Não terá sido por falta de embasamento que Lula tomou ou deixou de tomar qualquer decisão quanto ao PL do Licenciamento. Também em nota enviada ao presidente, o Ministério Público Federal recomendou o veto a 30 artigos do projeto aprovado na Câmara e no Senado. Segundo o documento, a nova lei “promove um desmonte generalizado do sistema de licenciamento e representa um injustificado retrocesso que compromete o núcleo essencial do direito ao meio ambiente”. O MPF aponta também que a lei significa uma violação ao Acordo de Paris e à Convenção 169 da OIT, entre outros acordos internacionais dos quais o Brasil é signatário. “Isso cria um alto risco de responsabilização do País perante a Corte Interamericana de Direitos Humanos e outras cortes internacionais.”
O texto aprovado fragiliza a análise dos impactos e riscos ambientais
Os documentos enviados a Lula dão uma pista de quais são os “vetos inevitáveis” que se espera do presidente. No caso do Ministério do Meio Ambiente, os três pontos que causam maior incômodo são a permissão para que estados e municípios adotem regras locais de licenciamento, a adoção da Licença Ambiental Única (LAU), que substitui as atuais três fases do licenciamento por uma só, e a adoção do modelo de licença autodeclaratória, que faculta ao próprio produtor a prerrogativa de afirmar se está ou não cumprindo todas as normas ambientais.

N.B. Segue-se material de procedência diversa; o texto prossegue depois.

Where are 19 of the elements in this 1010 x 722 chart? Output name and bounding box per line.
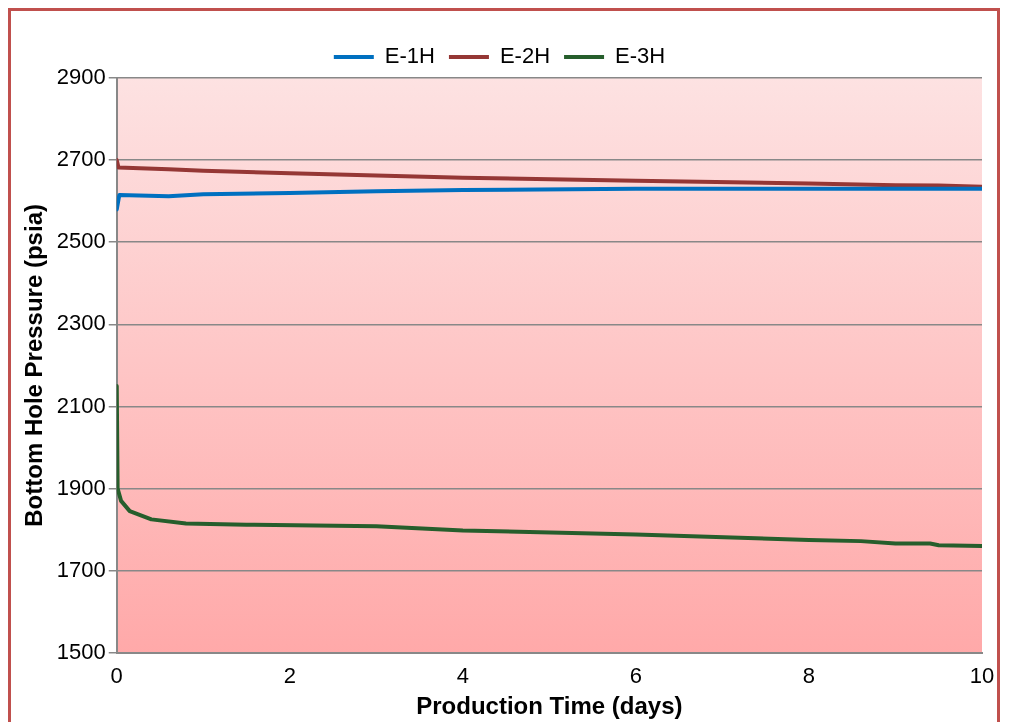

Já a Frente Parlamentar Ambientalista divulgou um documento no qual pede ao Executivo três vetos essenciais. Um deles diz respeito ao artigo que permite a licença por autodeclaração, e os outros dois referem-se aos artigos que afastam os povos tradicionais das discussões sobre o licenciamento e que propõem a revogação da lei de proteção à Mata Atlântica. Presidente do colegiado, o deputado federal Nilto Tatto, do PT, afirma estar em diálogo permanente com o governo para que pelo menos esses vetos mais críticos sejam confirmados. “Sabemos que o presidente Lula tem compromisso com a agenda ambiental e entendemos as dificuldades típicas de um governo de coalizão. Mas temos a expectativa de veto dos pontos que consideramos mais perigosos e inconstitucionais.”

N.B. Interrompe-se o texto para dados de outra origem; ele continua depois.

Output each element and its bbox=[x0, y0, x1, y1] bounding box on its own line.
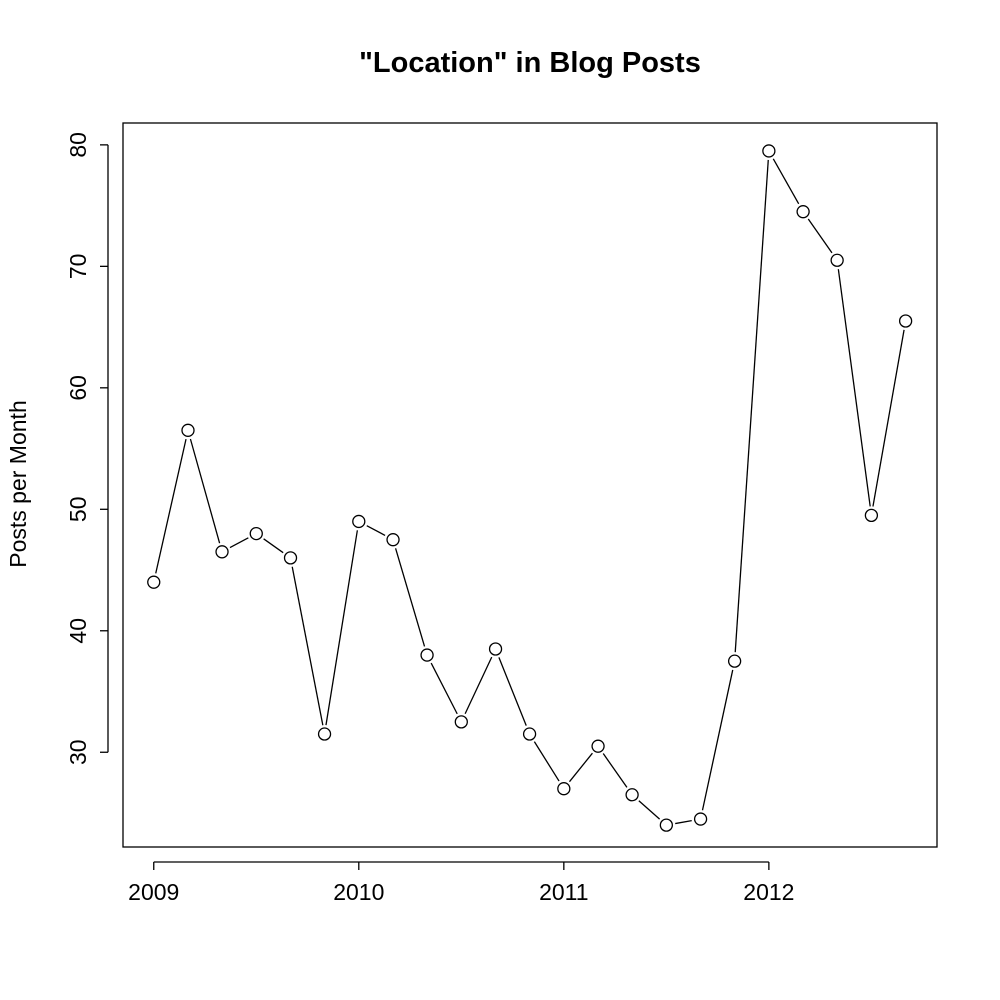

O diálogo com o Congresso não será fácil e a expectativa é de que os vetos de Lula, se ocorrerem, possam ser derrubados. Nesse cenário, a possibilidade de veto integral ao PL do Licenciamento é remota, até porque o placar não tem sido nada favorável para Lula nesse quesito: de um total de 13 vetos integrais apresentados ao Congresso, três foram aceitos, cinco derrubados e cinco ainda não foram apreciados. O governo aposta no diálogo. “Há como ajustar o projeto para que se evite o desmonte do licenciamento. O MMA nunca esteve fechado a um aprimoramento legal”, diz João Paulo Capobianco, secretário-executivo da pasta.
Disputa. Marina pede ao menos um veto parcial. Fávaro quer manter a atual redação – Imagem: Arquivo/Ministério da Agricultura e Marcelo Carnaval/Agência Brasil
Suely Araújo diz acreditar que o Congresso tentará derrubar tanto um veto integral quanto os parciais. “Nessa situação, cabe à sociedade fazer muito barulho para mostrar sua insatisfação aos parlamentares. E ajudar na judicialização contra a lei aprovada, se for mantido esse texto absurdo. Há diferentes grupos articulando essa judicialização.” Para Tatto, ainda é cedo para cravar o que ocorrerá. “A conjuntura é bastante dinâmica. Vamos batalhar pelos vetos e estamos dispostos a dialogar com todas as forças políticas do Congresso para construir posições alinhadas aos compromissos do Brasil com a preservação ambiental e o combate à crise climática.”
Um dos pontos que estarão no centro da negociação com o Congresso diz respeito à chamada Licença Ambiental Especial (LAE), dispositivo introduzido no PL do Licenciamento pelo presidente do Senado, Davi Alcolumbre, do União Brasil, para que o governo possa tocar grandes obras e projetos estratégicos sem depender das aprovações dos órgãos ambientais. Político com base eleitoral no Amapá, Alcolumbre criou esse instrumento sob medida, para que possa ir adiante o projeto de exploração de petróleo e gás na Margem Equatorial, empreendimento que beneficiará consideravelmente a economia amapaense. “Ceder na questão da LAE pode ser a chave para que o governo consiga vetar – e manter os vetos – sobre os pontos mais danosos do PL”, diz uma fonte do Planalto. •
Publicado na edição n° 1374 de CartaCapital, em 13 de agosto de 2025.
Este texto aparece na edição impressa de CartaCapital sob o título ‘A batalha dos vetos’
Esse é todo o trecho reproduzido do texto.